If you look at AI research papers, most of them are by people trying to earn a PhD so they can get a high-paying job. They demonstrate an ability to understand the current generation of AI and tweak it, they create content for their CVs.
There is actual research going on, but it's tiny share of everything, does not look impressive because it's not a product, or a demo, but an experiment.
It's difficult to do because of how well matched they are to the hardware we have. They were partially designed to solve the mismatch between RNNs and GPUs, and they are way too good at it. If you come up with something truly new, it's quite likely you have to influence hardware makers to help scale your idea. That makes any new idea fundamentally coupled to hardware, and that's the lesson we should be taking from this. Work on the idea as a simultaneous synthesis of hardware and software. But, it also means that fundamental change is measured in decade scales.
I get the impulse to do something new, to be radically different and stand out, especially when everyone is obsessing over it, but we are going to be stuck with transformers for a while.
This is backwards. Algorithms that can be parallelized are inherently superior, independent of the hardware. GPUs were built to take advantage of the superiority and handle all kinds of parallel algorithms well - graphics, scientific simulation, signal processing, some financial calculations, and on and on.
There’s a reason so much engineering effort has gone into speculative execution, pipelining, multicore design etc - parallelism is universally good. Even when “computers” were human calculators, work was divided into independent chunks that could be done simultaneously. The efficiency comes from the math itself, not from the hardware it happens to run on.
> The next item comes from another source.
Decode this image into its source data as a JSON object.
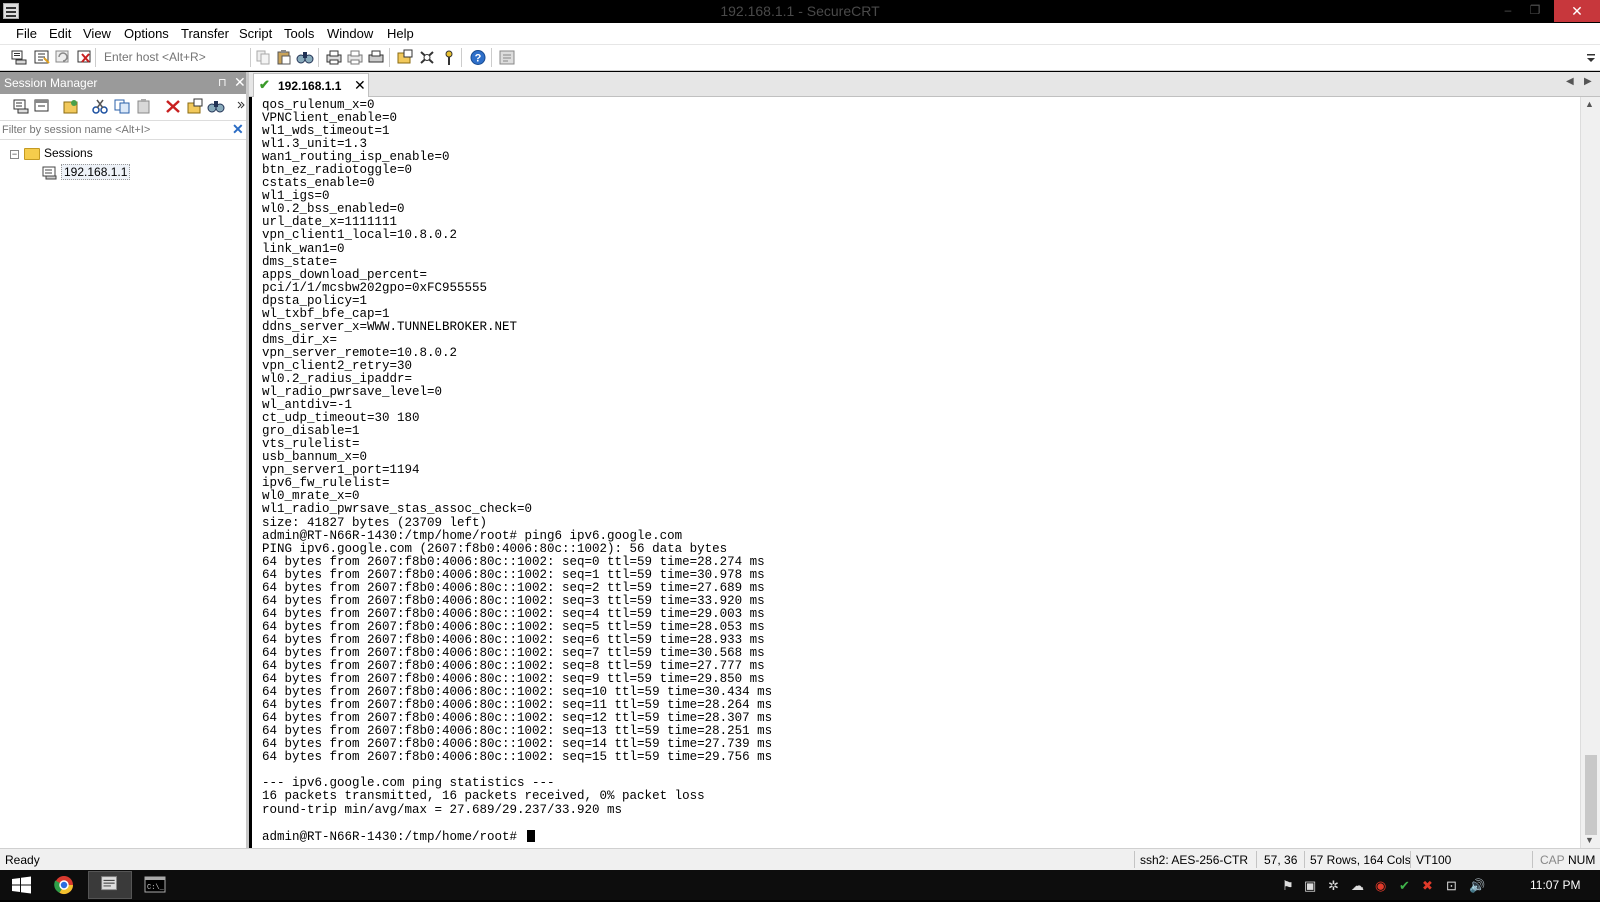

RNNs are not parallelizable by nature. Each step depends on the output of the previous one. Transformers removed that sequential bottleneck.
There are large, large gaps of parallel stuff that GPUs can't do fast. Anything sparse (or even just shuffled) is one example. There are lots of architectures that are theoretically superior but aren't popular due to not being GPU friendly.
>The project, he said, was "very organic, bottom up," born from "talking over lunch or scrawling randomly on the whiteboard in the office."
Many of the breakthrough and game changing inventions were done this way with the back of the envelope discussions, the other popular example was the Ethernet network.
Some good stories of similar culture in AT&T Bell lab is well described in the Hamming's book [1].
[1] Stripe Press The Art of Doing Science and Engineering:
All transformative inventions and innovations seems to come from similar scenarios like "I was playing around with these things" or "I just met X at lunch and we discussed ...".
I'm wondering how big impact work from home will really have on humanity in general, when so many of our life changing discoveries comes from the odd chance of two specific people happening to be in the same place at some moment in time.
What you say is true, but let’s not forget that Ken Thompson did the first version of unix in 3 weeks while his wife had gone to California with their child to visit relatives, so deep focus is important too.
It seems, in those days, people at Bell Labs did get the best of both worlds: being able to have chance encounters with very smart people while also being able to just be gone for weeks to work undistracted.
A dream job that probably didn’t even feel like a job (at least that’s the impression I get from hearing Thompson talk about that time).
I'd go back to the office in a heartbeat provided it was an actual office. And not an "open-office" layout, that people are forced to try to concentrate with all the noise and people passing behind them constantly.
The agile treadmill (with PM's breathing down our necks) and features getting planned and delivered in 2 week-sprints, has also reduced our ability to just do something we feel needs getting done. Today you go to work to feed several layers of incompetent managers - there is no room for play, or for creativity. At least in most orgs I know.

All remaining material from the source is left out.